|There is sinus rhythm at a rate of about 100 (faster than normal for ACS). There is T-wave inversion in V1-V3, with some inversion also in lead III.|
The patient had an initial troponin of 0.22 ng/ml and an NT-proBNP of 3200 ng/ml. He was diagnosed with NSTEMI and admitted to the hospital on heparin.
Kosuge et al. showed that, when T-waves are inverted in precordial leads, if they are also inverted in lead III and V1, then pulmonary embolism is far more likely.
In this study, "negative T waves in leads III and V1 were observed in only 1% of patients with ACS compared with 88% of patients with APE (p <0.001). The sensitivity, specificity, positive predictive value, and negative predictive value of this finding for the diagnosis of APE were 88%, 99%, 97%, and 95%, respectively.

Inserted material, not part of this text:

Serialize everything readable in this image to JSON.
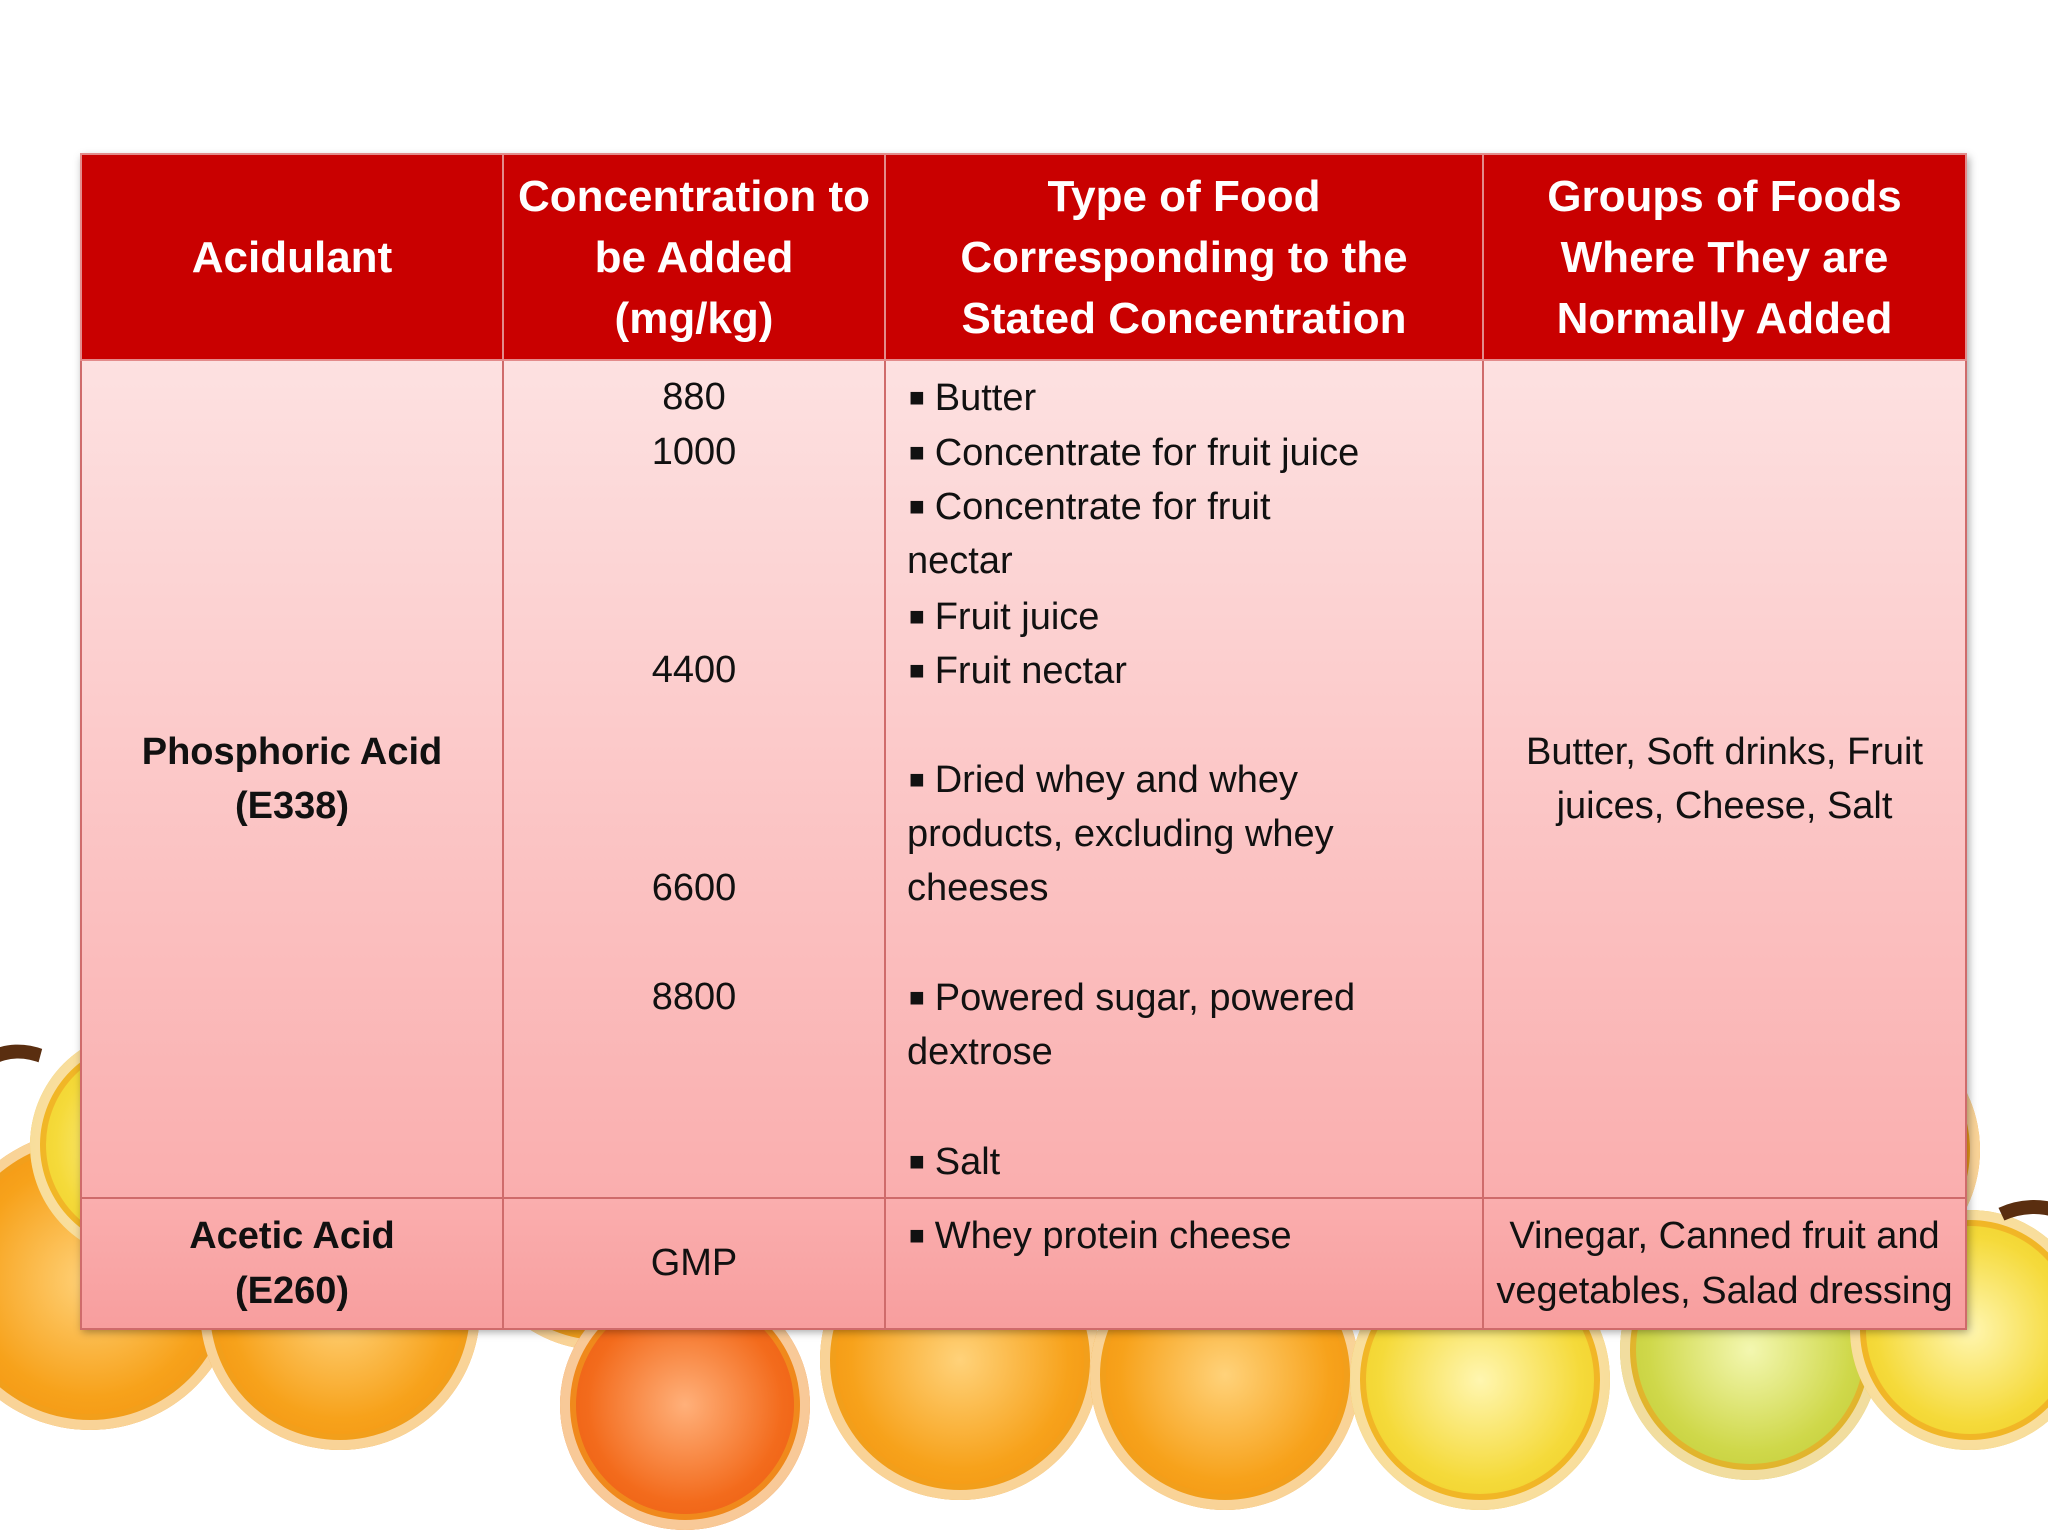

In conclusion, the presence of negative T waves in both leads III and V1 allows APE to be differentiated simply but accurately from ACS in patients with negative T waves in the precordial leads."
Later, the patient had an echocardiogram which showed hyperdynamic LV fct (EF = 80%) and a dilated RV. PE was diagnosed by CT, with bilateral pulmonary emboli.
If this were ACS, it would be Wellens' syndrome, and this just does not look like Wellens' (difficult for me to explain why, but compare with other Wellens' cases on this blog).
Compare with a classic Wellens' with biphasic T's:
Anterior T-wave inversion, when accompanied by T-wave inversion in lead III, especially if tachycardic, should make you think of PE. A simple emergency physician performed bedside ultrasound would have confirmed this. Troponin will not help you in this diagnosis because, when there are T-wave inversions (in my experience), the troponin is positive. (This would make a good study).